Click to See Complete Forum and Search --> : Text file issues: Removing Tabs and Unwanted Control Characters


evac-q8r
08-30-2004, 11:33 AM
When I copy statistics over to a file from a sports page there are alot of tabs. Is there a way to remove all tabs using something like sed or awk (or maybe perl). Is there a way to view all of the characters which are invisible or otherwise do not show up ordinarily in the files using an editor. I don't use emacs (by the way). Are there any special control characters I need to be aware of when cleaning up files like these.

Thanks a Million,

EVAC

jim mcnamara
08-30-2004, 12:06 PM
try tr - maybe something like this

cat junkfilled | tr -d '\t' | cleanfile

will get rid of tab chars for example.

tr supports classes of chars - [:alphanum:] and you use these with
-c -d to get rid of all characters except the ones in the character class.

bwkaz
08-30-2004, 09:04 PM
Useless Use Of Cat Award time! :p

Try something like tr -d '\t' <junkfilled >cleanfile instead, to remove the Useless Use Of Cat.

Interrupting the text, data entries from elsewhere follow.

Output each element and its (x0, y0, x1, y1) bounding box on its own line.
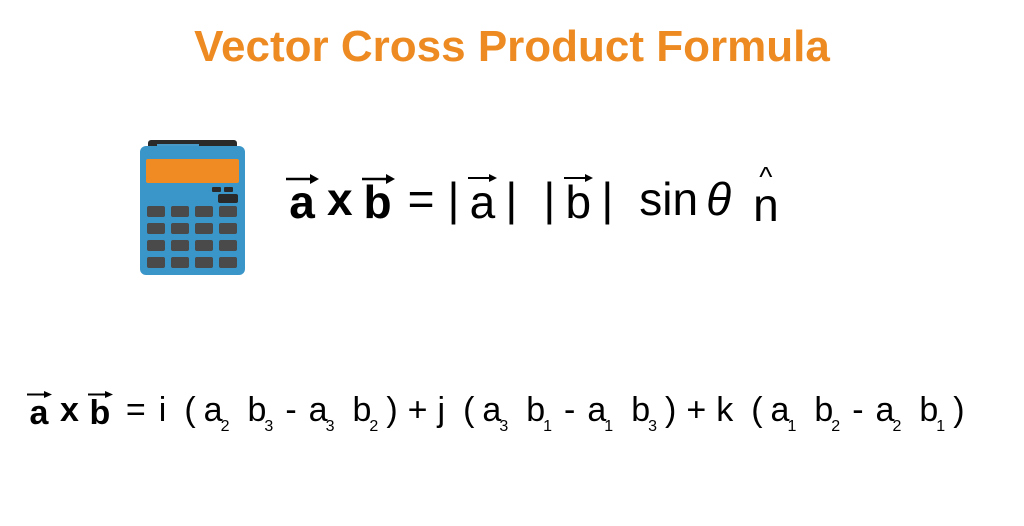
theta: θ (706, 172, 731, 226)
equals-sign: = (403, 172, 440, 226)
unit-n: ^ n (753, 170, 779, 228)
formula-row-1: a x b = | a | | b | sin θ ^ n (140, 140, 779, 275)
cross-symbol: x (327, 172, 353, 226)
k-hat: k (716, 391, 733, 430)
vector-b: b (87, 390, 113, 430)
sin-label: sin (639, 172, 698, 226)
abs-bar: | (543, 172, 555, 226)
vector-b-mag: b (563, 173, 593, 225)
page-title: Vector Cross Product Formula (0, 22, 1024, 72)
j-hat: j (438, 391, 446, 430)
magnitude-formula: a x b = | a | | b | sin θ ^ n (285, 140, 779, 228)
component-formula: a x b = i ( a2 b3 - a3 b2 ) + j ( a3 b1 … (26, 390, 965, 430)
equals-sign: = (121, 391, 151, 430)
rparen: ) (386, 391, 397, 430)
i-hat: i (159, 391, 167, 430)
vector-b: b (361, 173, 395, 225)
vector-a-mag: a (467, 173, 497, 225)
cross-symbol: x (60, 391, 79, 430)
abs-bar: | (447, 172, 459, 226)
lparen: ( (184, 391, 195, 430)
vector-a: a (26, 390, 52, 430)
abs-bar: | (601, 172, 613, 226)
vector-a: a (285, 173, 319, 225)
abs-bar: | (505, 172, 517, 226)
calculator-icon (140, 140, 245, 275)
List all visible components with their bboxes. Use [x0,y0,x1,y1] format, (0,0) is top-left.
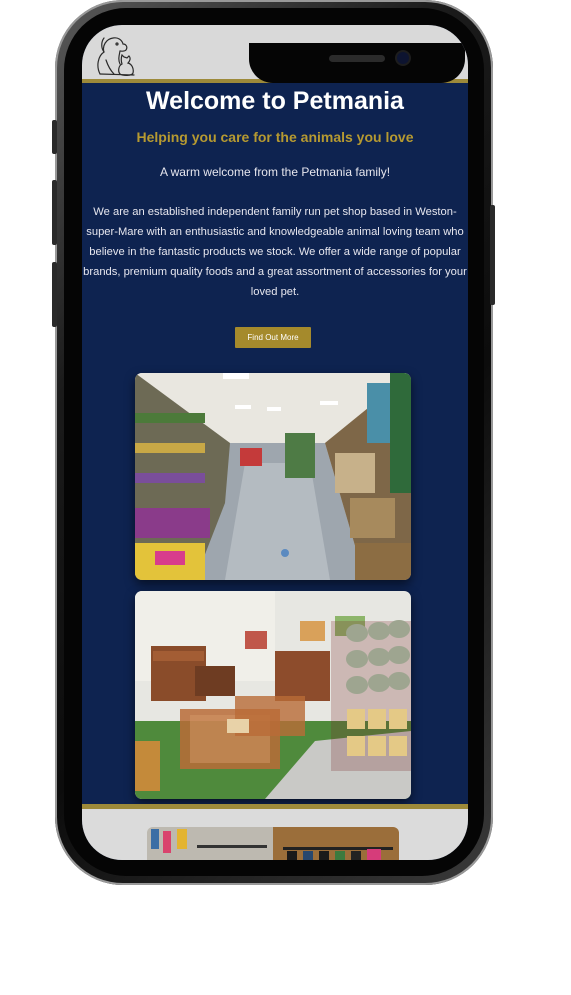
speaker-grille [329,55,385,62]
hutches-photo [135,591,411,799]
device-notch [249,43,465,83]
find-out-more-button[interactable]: Find Out More [235,327,311,348]
volume-down-button [52,262,57,327]
volume-up-button [52,180,57,245]
accessories-photo [147,827,399,860]
page-title: Welcome to Petmania [146,87,404,115]
intro-paragraph: We are an established independent family… [83,206,467,298]
camera-icon [397,52,409,64]
shop-aisle-photo [135,373,411,580]
phone-screen: Welcome to Petmania Helping you care for… [82,25,468,860]
page-subtitle: Helping you care for the animals you lov… [136,129,414,145]
mute-switch [52,120,57,154]
power-button [490,205,495,305]
welcome-text: A warm welcome from the Petmania family! [159,165,391,179]
dog-and-cat-logo-icon[interactable] [88,30,138,80]
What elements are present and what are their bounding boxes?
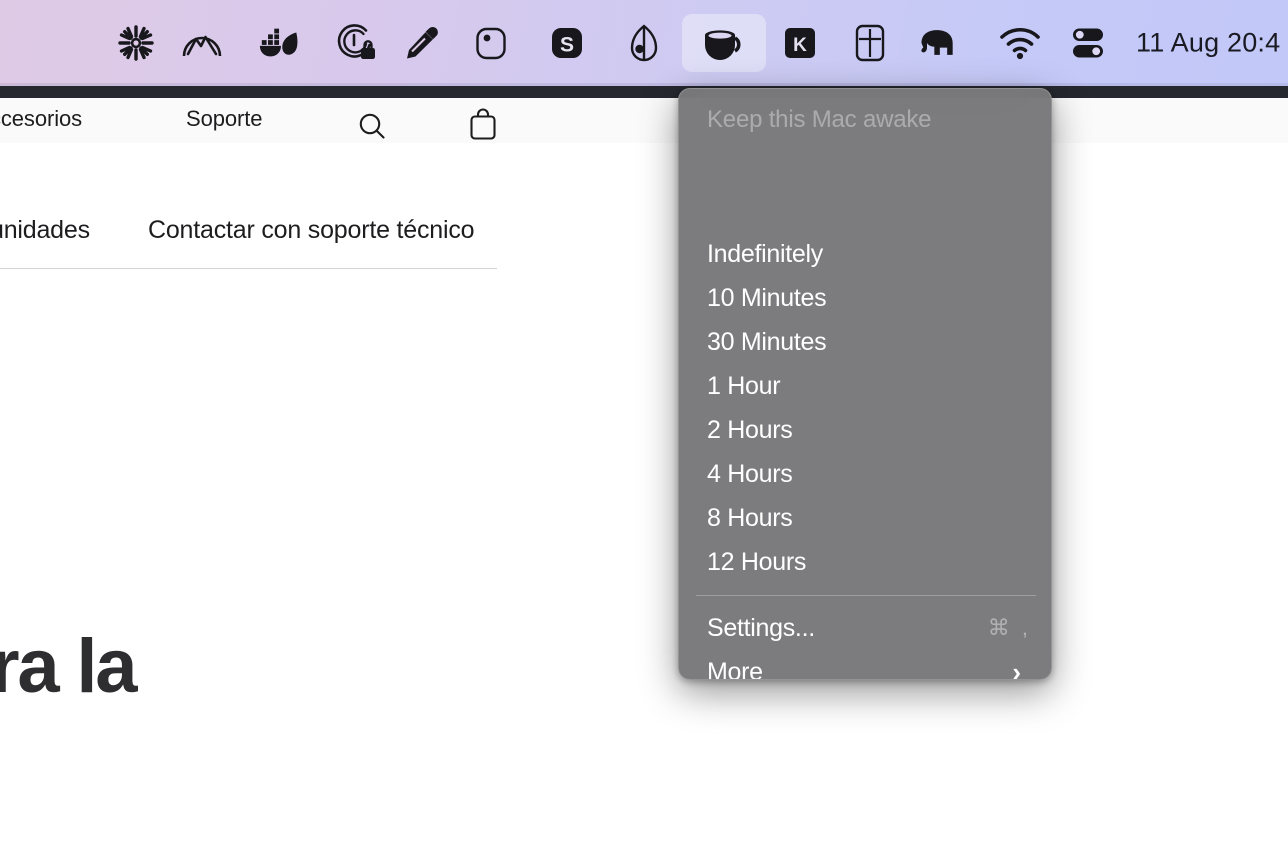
menu-item-label: 8 Hours — [707, 504, 1031, 533]
docker-leaf-icon[interactable] — [258, 21, 302, 65]
menu-divider-top — [696, 595, 1036, 596]
subnav-divider — [0, 268, 497, 269]
rounded-square-dot-icon[interactable] — [469, 21, 513, 65]
elephant-icon[interactable] — [916, 21, 960, 65]
browser-window: ccesorios Soporte unidades Contactar con… — [0, 86, 1288, 858]
menu-bar-clock[interactable]: 11 Aug 20:4 — [1136, 28, 1280, 59]
control-center-icon[interactable] — [1066, 21, 1110, 65]
rectangle-layout-icon[interactable] — [848, 21, 892, 65]
menu-item-label: Settings... — [707, 614, 988, 643]
menu-item-10-minutes[interactable]: 10 Minutes — [679, 276, 1052, 320]
chevron-right-icon: › — [1012, 659, 1021, 680]
menu-item-label: Indefinitely — [707, 240, 1031, 269]
timer-lock-icon[interactable] — [335, 21, 379, 65]
macos-menu-bar: S K — [0, 0, 1288, 86]
menu-item-label: 1 Hour — [707, 372, 1031, 401]
menu-item-label: 30 Minutes — [707, 328, 1031, 357]
menu-item-4-hours[interactable]: 4 Hours — [679, 452, 1052, 496]
nav-link-accesorios[interactable]: ccesorios — [0, 106, 82, 132]
menu-item-1-hour[interactable]: 1 Hour — [679, 364, 1052, 408]
site-global-nav: ccesorios Soporte — [0, 98, 1288, 143]
svg-text:K: K — [793, 35, 807, 56]
browser-chrome-bar — [0, 86, 1288, 98]
menu-item-indefinitely[interactable]: Indefinitely — [679, 232, 1052, 276]
page-content: unidades Contactar con soporte técnico r… — [0, 143, 1288, 858]
color-picker-icon[interactable] — [400, 21, 444, 65]
menu-item-label: 4 Hours — [707, 460, 1031, 489]
menu-item-settings[interactable]: Settings... ⌘ , — [679, 606, 1052, 650]
menu-item-more[interactable]: More › — [679, 650, 1052, 680]
nav-link-soporte[interactable]: Soporte — [186, 106, 262, 132]
menu-item-8-hours[interactable]: 8 Hours — [679, 496, 1052, 540]
subnav-link-contactar-soporte[interactable]: Contactar con soporte técnico — [148, 216, 474, 245]
menu-item-label: 10 Minutes — [707, 284, 1031, 313]
shottr-s-icon[interactable]: S — [545, 21, 589, 65]
menu-item-2-hours[interactable]: 2 Hours — [679, 408, 1052, 452]
page-heading: ra la — [0, 623, 135, 710]
menu-bar-edge — [0, 83, 1288, 86]
bean-drop-icon[interactable] — [622, 21, 666, 65]
keka-k-icon[interactable]: K — [778, 21, 822, 65]
wifi-icon[interactable] — [998, 21, 1042, 65]
menu-item-12-hours[interactable]: 12 Hours — [679, 540, 1052, 584]
menu-item-shortcut: ⌘ , — [988, 615, 1031, 641]
subnav-link-comunidades[interactable]: unidades — [0, 216, 90, 245]
menu-item-label: More — [707, 658, 1012, 681]
nordvpn-mountain-icon[interactable] — [180, 21, 224, 65]
menu-item-label: 12 Hours — [707, 548, 1031, 577]
menu-header-label: Keep this Mac awake — [707, 106, 931, 134]
menu-item-label: 2 Hours — [707, 416, 1031, 445]
menu-item-30-minutes[interactable]: 30 Minutes — [679, 320, 1052, 364]
screen: ccesorios Soporte unidades Contactar con… — [0, 0, 1288, 858]
lungo-coffee-cup-icon[interactable] — [682, 14, 766, 72]
lungo-dropdown-menu: Keep this Mac awake Indefinitely 10 Minu… — [678, 88, 1052, 680]
asterisk-burst-icon[interactable] — [114, 21, 158, 65]
svg-text:S: S — [560, 34, 574, 57]
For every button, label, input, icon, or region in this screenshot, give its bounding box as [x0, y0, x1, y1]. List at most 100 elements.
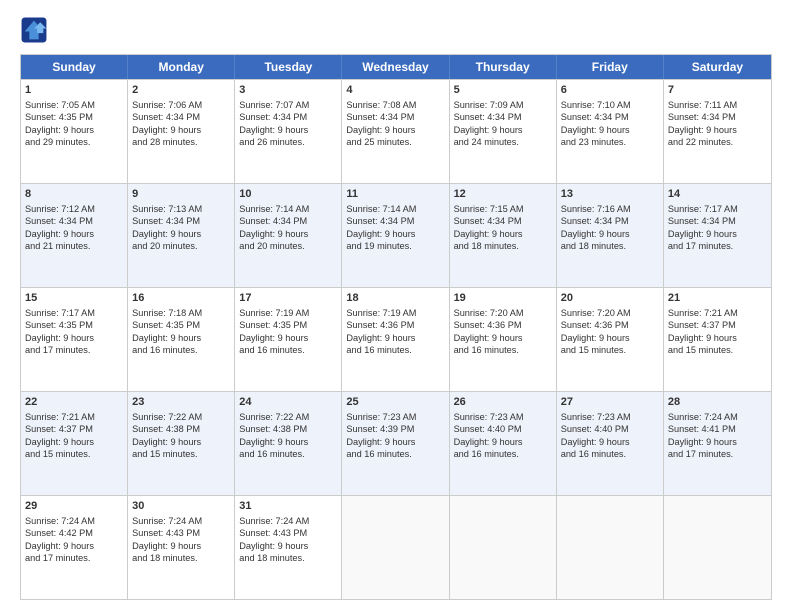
day-info-line: Sunset: 4:34 PM [239, 215, 337, 227]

Otherwise, if you want to remove control characters and whatnot, try sed -e 's/[[:cntrl:]\t]//g' junkfilled >cleanfile -- the first [ introduces a set of characters, the [:cntrl:] matches any control character, the \t matches the tab character, and the last ] closes off the character set. The s/ says "match the regex after this", and the // says "replace it with what's between us", in other words nothing. The g says "replace all occurrences, not just the first".

evac-q8r
08-31-2004, 09:30 PM
Did I post something illegal? I could have sworn that I posted some statistics and now I think they have disappeared. Maybe I just forget to submit it after I preview my text. Anyways, thanks for the help. I was able to tackle my situation.

EVAC

bwkaz
09-01-2004, 07:16 PM
I didn't delete anything in this thread... hmm...

Anyway, if it's working, good!